I have a very important job.  I erase the names from last year’s students and write a new crop of names in their place, using my “best kindergarten” print.  I always have to relearn kindergarten print, because my own writing is a custom mix of cursive and print.  It helps that Kara has cheat sheets tacked on the wall.

Over and over and over I write, until I find my kindergarten groove, until my too small and illegible letters transform into nice tall letters that fit snug in solid and dashed lines.  By the time I’ve finished writing the list of names five or six times, I begin to wonder what the student’s faces look like, what kind of students they will be, whether they will have first day jitters or whether Kara will (from their being in her class.)

Today being my fifth take and all, I’d graduated to being left on my own, while Kara attended a teacher’s meeting.  I had planned to arrive by 8:20 but of course I was late.  I called — told her it would be more like 9:00  — but after stopping at Sonic for the required Vanilla Coke, I was running 15 minutes late on late.

It’s my fault I arrived to a dark silent room.  Tuning on the lights, I spotted the list on the table, right next to the teachers U-shaped desk.  Item one:  “Erase old names.  Write new names.” I looked around, saw the new class roster and the pile of names to shuffle.  Item Two:  “Add new names to Leader Caboose.” My eyes dart around looking for a train.  What’s a leader caboose?  Have I ever seen this?

It’s funny how the combination of not knowing the “right” answer and being in Kara’s classroom sent me back to my own first grade jitters of trying to guess what the teacher wanted.  I never ever knew.  First grade was an absolute Mystery.  The only thing I knew for sure was Mrs. Randall did not like me.

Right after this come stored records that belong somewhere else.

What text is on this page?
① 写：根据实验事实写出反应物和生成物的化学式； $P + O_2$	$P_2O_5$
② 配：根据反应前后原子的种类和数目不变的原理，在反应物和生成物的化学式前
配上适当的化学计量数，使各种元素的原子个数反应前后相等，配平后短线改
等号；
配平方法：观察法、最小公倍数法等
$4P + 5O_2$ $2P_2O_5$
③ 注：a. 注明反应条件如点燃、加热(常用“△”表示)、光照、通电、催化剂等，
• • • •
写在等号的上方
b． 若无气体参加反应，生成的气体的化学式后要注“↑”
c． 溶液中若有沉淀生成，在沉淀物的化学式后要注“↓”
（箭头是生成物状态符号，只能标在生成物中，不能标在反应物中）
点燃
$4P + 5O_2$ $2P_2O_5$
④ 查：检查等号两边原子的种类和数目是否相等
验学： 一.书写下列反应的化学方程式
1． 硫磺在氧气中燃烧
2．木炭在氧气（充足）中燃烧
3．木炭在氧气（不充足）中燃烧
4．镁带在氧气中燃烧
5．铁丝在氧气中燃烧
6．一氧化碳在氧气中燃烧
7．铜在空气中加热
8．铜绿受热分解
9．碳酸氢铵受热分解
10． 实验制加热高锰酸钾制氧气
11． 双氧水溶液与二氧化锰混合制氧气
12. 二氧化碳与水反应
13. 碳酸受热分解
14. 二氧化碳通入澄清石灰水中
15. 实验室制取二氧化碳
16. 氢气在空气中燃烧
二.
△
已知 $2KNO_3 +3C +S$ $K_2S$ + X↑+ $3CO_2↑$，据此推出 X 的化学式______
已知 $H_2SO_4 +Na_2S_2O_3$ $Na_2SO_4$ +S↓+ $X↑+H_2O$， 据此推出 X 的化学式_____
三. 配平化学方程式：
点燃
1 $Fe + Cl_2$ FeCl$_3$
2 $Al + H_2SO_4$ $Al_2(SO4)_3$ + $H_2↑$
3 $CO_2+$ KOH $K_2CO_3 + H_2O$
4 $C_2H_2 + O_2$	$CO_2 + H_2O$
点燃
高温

I picked up my journal to capture my experience.  As I write, in walks Kara.  “Hey, Mom.  I came in earlier but you weren’t here.  Thanks for coming.”

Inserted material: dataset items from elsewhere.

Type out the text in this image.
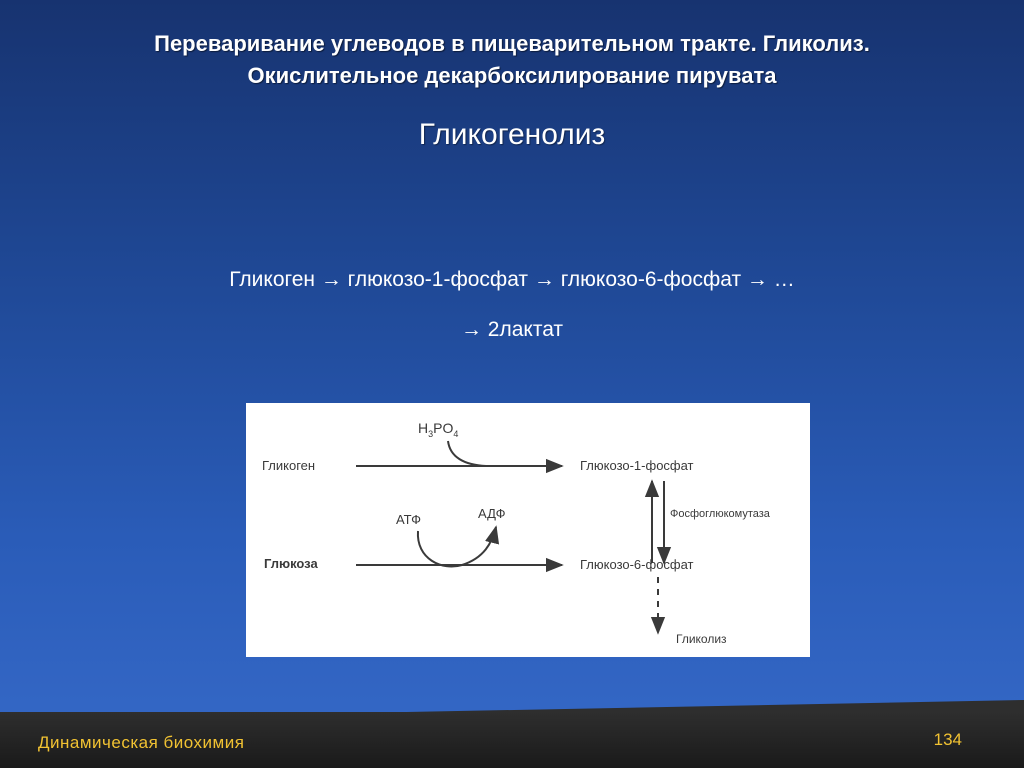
Переваривание углеводов в пищеварительном тракте. Гликолиз.
Окислительное декарбоксилирование пирувата
Гликогенолиз
Гликоген → глюкозо-1-фосфат → глюкозо-6-фосфат → …
→ 2лактат
Гликоген
$H_3PO_4$
Глюкозо-1-фосфат
Фосфоглюкомутаза
АТФ	АДФ
Глюкоза	Глюкозо-6-фосфат
Гликолиз
Динамическая биохимия	134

“Hey, what’s a leader caboose?” Kara points to the wall by the door.  There’s no train.  Just two vertical columns of nameless cards.  The cards keep track of turns for girl and boy leaders for each week’s kindergarten caboose — I’m guessng the student caboose travels between various school destinations — bathrooms —  music lessons —  recess — lunch.

With one mystery solved, I point to the other wall and ask Kara about her “Monster Of The Week” spot, recalling again my own first grade teacher’s dislike of me .  “Honey, I’m not sure whether your students will want to win this award.  Who wants to be the class monster?”

Kara laughed.  “Oh, it has nothing to do with the students being monsters.”

But back at home and way out of the kindergarten groove, I still haven’t a clue what monster-of-the-week is all about.  And now I’m beginning to wonder whether Mrs. Randall liked me after all.